The latest data from Statistics South Africa indicates that annual output came out worse than markets expected in September.
Factory output contracted by 2,4 percent year-on-year (y-o-y) in September after shrinking by 1,8 percent in the previous month.
On a seasonally adjusted month-on-month (m-o-m) basis, production shrank severely to 2,4 percent from growth of 1,9 percent.
The main drag came from the basic iron and steel, non-ferrous metals, machinery, petroleum, chemical products, rubber and plastic products.
There was also a drop in the motor vehicles, parts and accessories as well as other transport equipment categories.

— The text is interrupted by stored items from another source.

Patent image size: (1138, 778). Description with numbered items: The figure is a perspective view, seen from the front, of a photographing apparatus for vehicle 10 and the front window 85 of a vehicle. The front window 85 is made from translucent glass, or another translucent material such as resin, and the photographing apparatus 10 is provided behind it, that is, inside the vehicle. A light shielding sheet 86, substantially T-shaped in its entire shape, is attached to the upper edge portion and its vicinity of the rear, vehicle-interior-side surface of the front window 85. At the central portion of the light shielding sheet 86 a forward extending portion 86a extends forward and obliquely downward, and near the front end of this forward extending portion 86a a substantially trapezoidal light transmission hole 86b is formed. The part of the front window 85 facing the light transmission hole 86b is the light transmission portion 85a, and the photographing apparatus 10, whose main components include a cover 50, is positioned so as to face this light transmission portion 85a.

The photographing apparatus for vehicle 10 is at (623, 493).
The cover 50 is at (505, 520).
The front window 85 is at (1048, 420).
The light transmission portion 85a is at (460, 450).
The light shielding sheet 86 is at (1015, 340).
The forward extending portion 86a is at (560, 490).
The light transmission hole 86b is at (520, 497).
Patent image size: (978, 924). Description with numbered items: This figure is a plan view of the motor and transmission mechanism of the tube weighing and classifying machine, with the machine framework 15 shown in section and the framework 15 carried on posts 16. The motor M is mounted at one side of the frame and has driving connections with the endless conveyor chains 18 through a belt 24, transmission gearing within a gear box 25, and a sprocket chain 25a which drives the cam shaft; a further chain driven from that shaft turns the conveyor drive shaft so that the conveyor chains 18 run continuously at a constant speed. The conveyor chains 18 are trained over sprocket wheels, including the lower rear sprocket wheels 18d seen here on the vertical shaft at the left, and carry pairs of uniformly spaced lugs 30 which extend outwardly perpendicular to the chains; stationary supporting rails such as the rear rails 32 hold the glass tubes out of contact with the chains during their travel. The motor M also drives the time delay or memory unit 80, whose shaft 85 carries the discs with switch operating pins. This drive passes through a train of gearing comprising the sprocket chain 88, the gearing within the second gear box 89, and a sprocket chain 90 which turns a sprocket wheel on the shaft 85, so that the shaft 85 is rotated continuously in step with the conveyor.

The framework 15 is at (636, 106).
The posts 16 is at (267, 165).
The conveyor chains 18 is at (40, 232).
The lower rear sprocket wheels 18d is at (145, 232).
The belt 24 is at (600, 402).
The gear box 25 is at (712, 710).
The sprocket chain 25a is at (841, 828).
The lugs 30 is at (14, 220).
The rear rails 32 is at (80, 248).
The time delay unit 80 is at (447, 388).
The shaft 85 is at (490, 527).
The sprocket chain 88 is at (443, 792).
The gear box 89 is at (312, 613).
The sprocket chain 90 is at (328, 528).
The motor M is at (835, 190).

Nedbank's Economic unit noted that furthermore, the Absa/ Bureau for Economic Research (BER) Purchasing Managers' Index (PMI) remained below the 50- point level for the third consecutive month in October, suggesting poor manufacturing activity for the coming months.
"Anticipated growth for the year is still weak as the local and global economic environment remains subdued," Nedbank stated.
"The risk of load-shedding and weak labour market also signal minimal recovery for the sector in the short- to medium-term," the bank's economic unit added.
The company noted global PMIs released last week continued to reflect lacklustre manufacturing conditions across all the major industrialized and developing countries, painting a bleak picture for global prospects.
Mpho Tsebe, economist at Rand Merchant Bank (RMB), said the declining manufacturing output also added the precarious growth outlook for the South African economy.
Tsebe said the manufacturing data indicated that the sector would subtract 0,5 percentage points from the third quarter (3Q) 2019 gross domestic product (GDP) after adding 0,3 percentage points to growth in 2Q 19.
This indicates that 3Q 19 GDP growth will slow from the 3.1 percent quarter-on-quarter recorded in 2Q 19.
Absa economists described the September manufacturing output data as "quite disappointing."
The financial house, however, stated that positively, the Absa manufacturing PMI had improved slightly in October to 48,1 from 45,1 in September.
"This perhaps suggests some bottoming out," Absa stated. Manufacturing is South Africa's fourth-largest industry. It contributes 15 percent to GDP and accounts for more than 13 percent of jobs.
The food and beverages division is the most important player in the industry, contributing 25 percent to total manufacturing activity.